Engagement rings are a massive industry. Some people blame DeBeers; I blame women. Dangerous words in these delicate times, I know. But at some point, we need to realize that women are capable of being terrible people, just like men. That’s equality. That’s progress. To illustrate this thesis, we look to Instagram.

As wedding ring/engagement photos have proliferated across my Instagram feed, I’ve noticed a disturbing trend: many women post a photo of the ring and write “he did such a good job!” It’s a deflection, a humble downplay, like posting a shredded bikini pic while pretending to eat a hot dog with a caption like “empty calories, full stomach, can’t lose!” It’s meant to throw us off the scent of what it really is: a vagina-measuring contest. Because what’s really happening here is that she’s posting a photo of a commodity, the price of which we immediately start to estimate. And by we, I mostly mean other women, because they know the ring market.

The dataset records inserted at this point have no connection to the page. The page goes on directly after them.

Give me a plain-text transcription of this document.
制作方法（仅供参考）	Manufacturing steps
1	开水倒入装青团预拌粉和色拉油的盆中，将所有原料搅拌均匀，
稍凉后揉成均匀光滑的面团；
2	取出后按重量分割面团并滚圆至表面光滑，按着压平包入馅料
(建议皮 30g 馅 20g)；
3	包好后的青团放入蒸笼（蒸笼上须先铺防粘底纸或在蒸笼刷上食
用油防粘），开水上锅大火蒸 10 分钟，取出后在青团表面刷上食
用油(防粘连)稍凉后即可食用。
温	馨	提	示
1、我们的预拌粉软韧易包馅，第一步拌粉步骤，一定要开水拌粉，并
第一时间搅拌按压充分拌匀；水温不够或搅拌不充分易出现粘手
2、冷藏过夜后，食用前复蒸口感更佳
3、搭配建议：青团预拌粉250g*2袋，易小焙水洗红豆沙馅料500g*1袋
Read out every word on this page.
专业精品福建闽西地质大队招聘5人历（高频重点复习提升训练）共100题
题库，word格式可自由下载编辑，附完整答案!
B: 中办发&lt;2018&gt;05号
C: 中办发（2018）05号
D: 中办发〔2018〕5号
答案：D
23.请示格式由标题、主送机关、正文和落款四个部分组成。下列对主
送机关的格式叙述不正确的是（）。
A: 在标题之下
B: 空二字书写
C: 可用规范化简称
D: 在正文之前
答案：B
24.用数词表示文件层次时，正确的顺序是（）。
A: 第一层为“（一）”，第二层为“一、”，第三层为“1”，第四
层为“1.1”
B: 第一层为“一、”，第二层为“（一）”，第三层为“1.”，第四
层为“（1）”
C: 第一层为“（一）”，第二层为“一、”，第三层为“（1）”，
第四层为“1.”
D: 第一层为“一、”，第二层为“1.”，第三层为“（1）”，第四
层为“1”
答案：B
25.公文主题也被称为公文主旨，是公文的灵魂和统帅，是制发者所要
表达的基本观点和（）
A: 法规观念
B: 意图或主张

An olive branch: if women just owned what they were doing with these posts, I’d applaud them for it. Remember ’90s hip hop  videos, where rappers would flex in backwards football jerseys as a strobe light hit their $60,000 Jesus piece, triggering epileptic fits for unmedicated children? It was a flex, and they relished it. You didn’t see Diddy brandishing his new spinning Sprewell pendant with a disclaimer like “my friend bought me this, and he knows me so well! Thanks dude!” Today, similarly, these ladies are flexing their new ice on Instagram; but they couch it with deferential words to their buyer fiancé. I would have nothing but respect for a ring post with a caption like “Look at the size of this fucking thing! He spent more than I thought he would!”

But that would be too obvious. That would violate the weird, unspoken decorum of ringstagramming. Thus, we’re left with these thinly-veiled humblebrags that credit some hapless fellow who simply brandished six credit cards and held his breath. Not only do these dudes probably not give a shit about credit, they’re not worthy of it! When it comes to rings, you know who actually did a good job? Sam and Frodo. The ’72 Dolphins. The Motorola Razr. Heidi Fleiss. The Undertaker. Barnum and Bailey. These are first ballot ring HOFers; not your Dave.

I have a family ring from my late grandmother. As a family, we believe in heirlooms and preserving memories. Also, my grandmother was a powerful wizard who learned the dark art of splitting her soul, a portion of which lives on in the horcrux I plan to give my lady someday. The ring is beautiful, too. It’s a far nicer ring than I could buy right now from Zales or Adam Sandler.

Still, I can’t help but wonder how an Instagram post of this ring will be received. Do I somehow love her less because I didn’t spend three months of my salary on it? Do I need to buy her something to supplement the ring, to emphasize this promise?

Maybe. Or maybe I’ll take the money I saved on a ring and put it towards something nice for myself. After all, I saved. I was fiscally responsible. Dare I say… I did such a good job.